And now, under thick darkness, headed by our morning guide, Lieutenant Goode, we broke our way through bush and briar, splashed water, stole quickly across some open patch of ground, descended into a steep gully, then climbed a hill, and the redoubt was right in front of us. Just above me, not twenty feet away, I could see a sentinel, seeming to be peering down into the cavernous gloom.

There was a moment's breathless pause. The man awaited the clarion command, ‘Charge!’ Then lights flashed along the line of embankment, soldiers rushed to the front, a bugle sounded, drum beat, and a random shot rang out here and there. The night attack had failed. Either the garrison was larger than we had been given to understand, or the enemy had been informed of the expedition, and had sent reinforcements to the redoubt. Our retreat was a crawling on hands and knees to the first sheltering thicket, and then a run for it, with the uneasy feeling of a probable volley in the back at any moment.

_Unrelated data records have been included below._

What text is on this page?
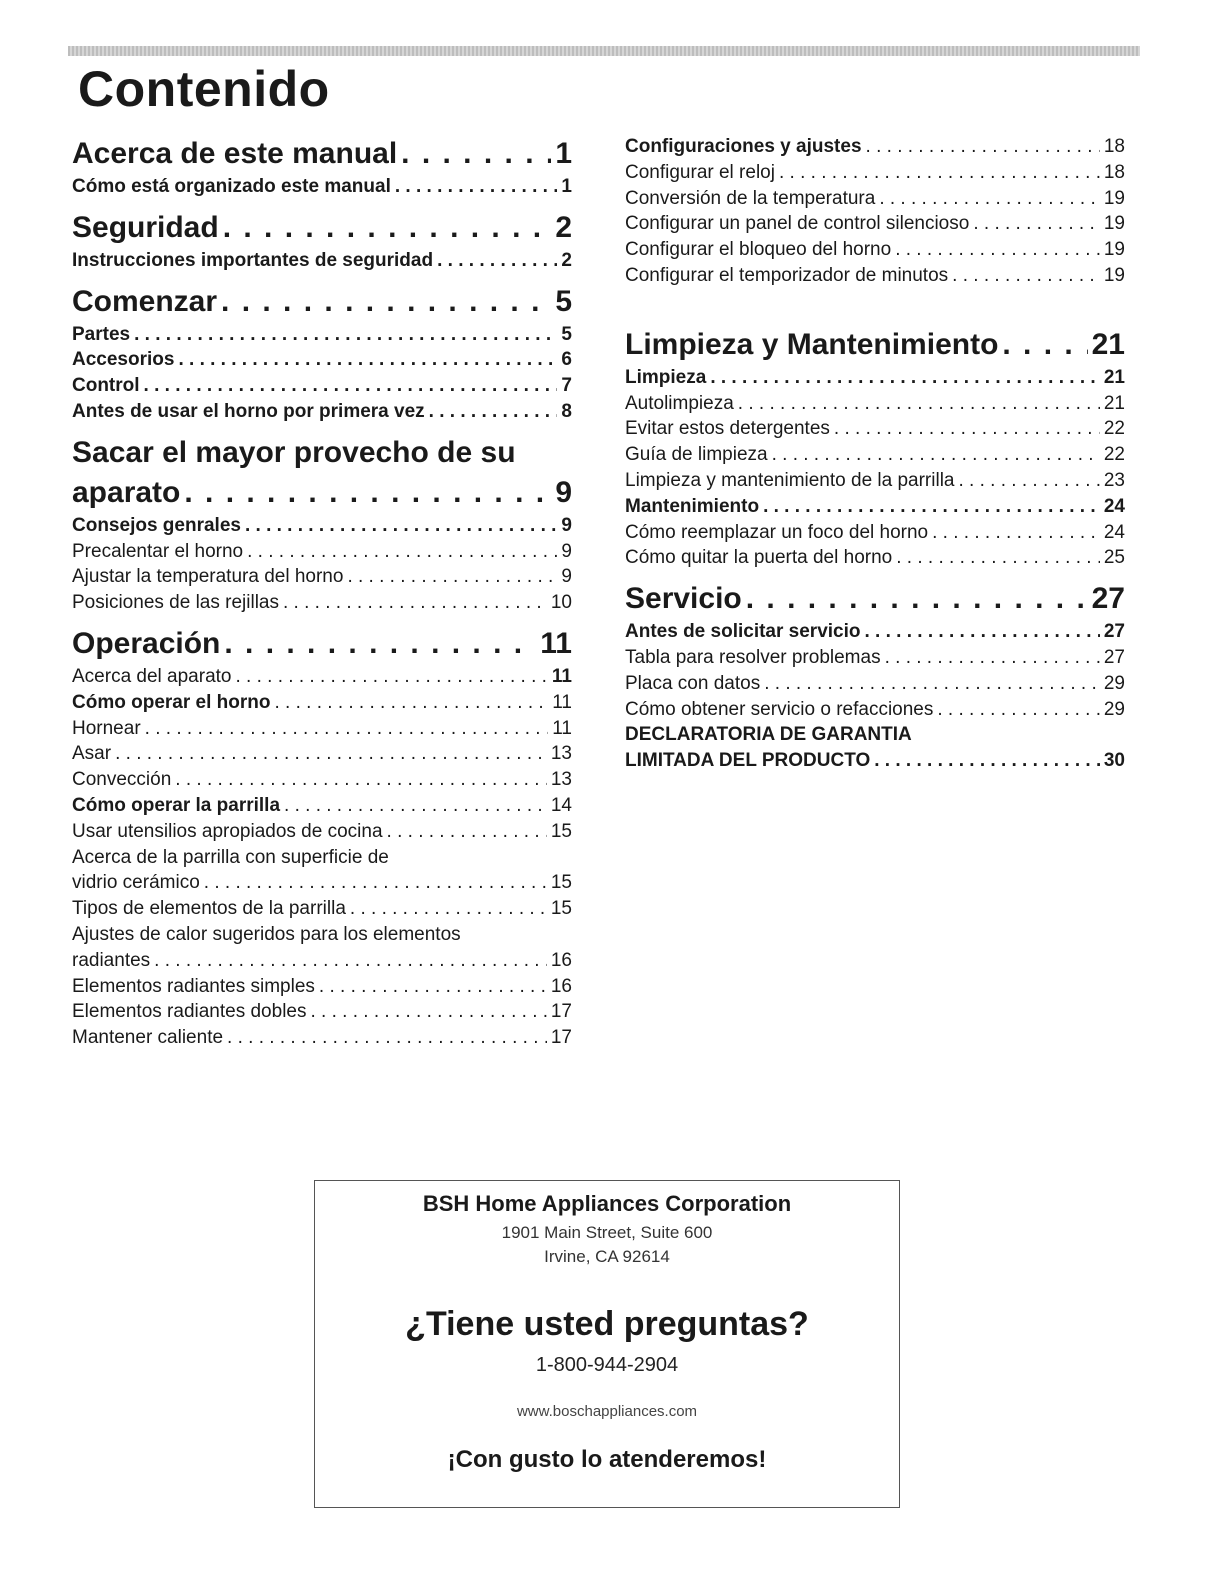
Contenido
Acerca de este manual . . .	1
Cómo está organizado este manual . . .	1
Seguridad . . .	2
Instrucciones importantes de seguridad . . .	2
Comenzar . . .	5
Partes . . .	5
Accesorios . . .	6
Control . . .	7
Antes de usar el horno por primera vez . . .	8
Sacar el mayor provecho de su
aparato . . .	9
Consejos genrales . . .	9
Precalentar el horno . . .	9
Ajustar la temperatura del horno . . .	9
Posiciones de las rejillas . . .	10
Operación . . .	11
Acerca del aparato . . .	11
Cómo operar el horno . . .	11
Hornear . . .	11
Asar . . .	13
Convección . . .	13
Cómo operar la parrilla . . .	14
Usar utensilios apropiados de cocina . . .	15
Acerca de la parrilla con superficie de
vidrio cerámico . . .	15
Tipos de elementos de la parrilla . . .	15
Ajustes de calor sugeridos para los elementos
radiantes . . .	16
Elementos radiantes simples . . .	16
Elementos radiantes dobles . . .	17
Mantener caliente . . .	17
Configuraciones y ajustes . . .	18
Configurar el reloj . . .	18
Conversión de la temperatura . . .	19
Configurar un panel de control silencioso . . .	19
Configurar el bloqueo del horno . . .	19
Configurar el temporizador de minutos . . .	19
Limpieza y Mantenimiento . . .	21
Limpieza . . .	21
Autolimpieza . . .	21
Evitar estos detergentes . . .	22
Guía de limpieza . . .	22
Limpieza y mantenimiento de la parrilla . . .	23
Mantenimiento . . .	24
Cómo reemplazar un foco del horno . . .	24
Cómo quitar la puerta del horno . . .	25
Servicio . . .	27
Antes de solicitar servicio . . .	27
Tabla para resolver problemas . . .	27
Placa con datos . . .	29
Cómo obtener servicio o refacciones . . .	29
DECLARATORIA DE GARANTIA
LIMITADA DEL PRODUCTO . . .	30
BSH Home Appliances Corporation
1901 Main Street, Suite 600
Irvine, CA 92614
¿Tiene usted preguntas?
1-800-944-2904
www.boschappliances.com
¡Con gusto lo atenderemos!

It is said that ‘there is but a step from the sublime to the ridiculous.’ In camp, while volunteers were falling into line for the expedition, W. E. Kyle called to a relative, J. K. Kyle, to come up to the front. ‘Go on, Emmett, my boy,’ cried the latter; ‘I glory in your spunk, but I have a wife and a stake in the country.’ A young fellow in the Chowan Light Infantry, when informed that we were about to charge the redoubt at the point of the bayonet, exclaimed in all the proud consciousness of a big tidewater plantation and hundreds of negroes, ‘Hell! if the Confederacy is so bad off for guns I'll get father to buy half a dozen cannon for it.’

I doubt not that there are some survivors of that expedition among the old soldiers of Virginia and North Carolina, who can corroborate my account, I may be repeating a story, but I have never seen it in print.

J. M. H. Fayetteville. N. C. December 26th.